6. Write a few lines to show what you know about:
1. kulaks
2. the Duma
3. women workers between 1900 and 1930
4. the Liberals
5. Stalin's collectivisation programme.
Answers
Q1. Kulak was the term used towards the end of the Russian Empire to describe peasants with over 8 acres (3.2 hectares) of land. In the early Soviet Union, particularly Soviet Russia and Azerbaijan, kulak became a vague reference to property ownership among peasants who were considered "hesitant" allies of the revolution. In 1930–31 in Ukraine also existed a term of pidkurkulnyk (almost wealthy peasant).

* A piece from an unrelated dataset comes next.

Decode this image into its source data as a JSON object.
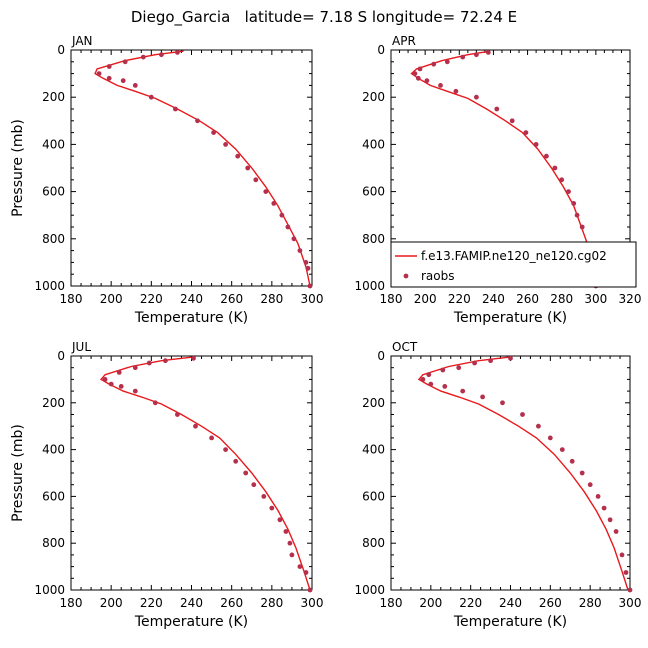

Q2. A duma (дума) was a Russian assembly with advisory or legislative functions. The term comes from the Russian verb думать (dumat’) meaning "to think" or "to consider". The first formally constituted duma was the State Duma introduced into the Russian Empire by Tsar Nicholas II in 1905. Tsar had an absolute veto for dismissal of State Duma at any time for a suitable reason.The Tsar dismissed the first duma within 75 days and elected a second duma within three months. It was dissolved in 1917 during the Russian Revolution. Since 1993, the State Duma has been the lower legislative house of the Russian Federation.
Q3. Women workers between 1900 and 1930:
(i) Woman made-up 31 per cent of the factory labour force by 1914, but they were paid less than men. (ii) Women were also involved in strikes. For example lockout on 22 February was largely organized by women-workers they also worked in state controlled collective farms.
Q4.
The Liberal Party was one of the two major political parties in the United Kingdom with the opposing Conservative Party in the 19th and early 20th centuries.The party arose from an alliance of Whigs and free trade-supporting Peelites and the reformist Radicals in the 1850s. By the end of the 19th century, it had formed four governments under William Gladstone. Despite being divided over the issue of Irish Home Rule, the party returned to government in 1905 and then won a landslide victory in the following year's general election.
Q5.
The Soviet Union implemented the collectivization (Russian: Коллективизация) of its agricultural sector between 1928 and 1940 during the ascension of Joseph Stalin. Planners regarded collectivization as the solution to the crisis of agricultural distribution (mainly in grain deliveries) that had developed from 1927.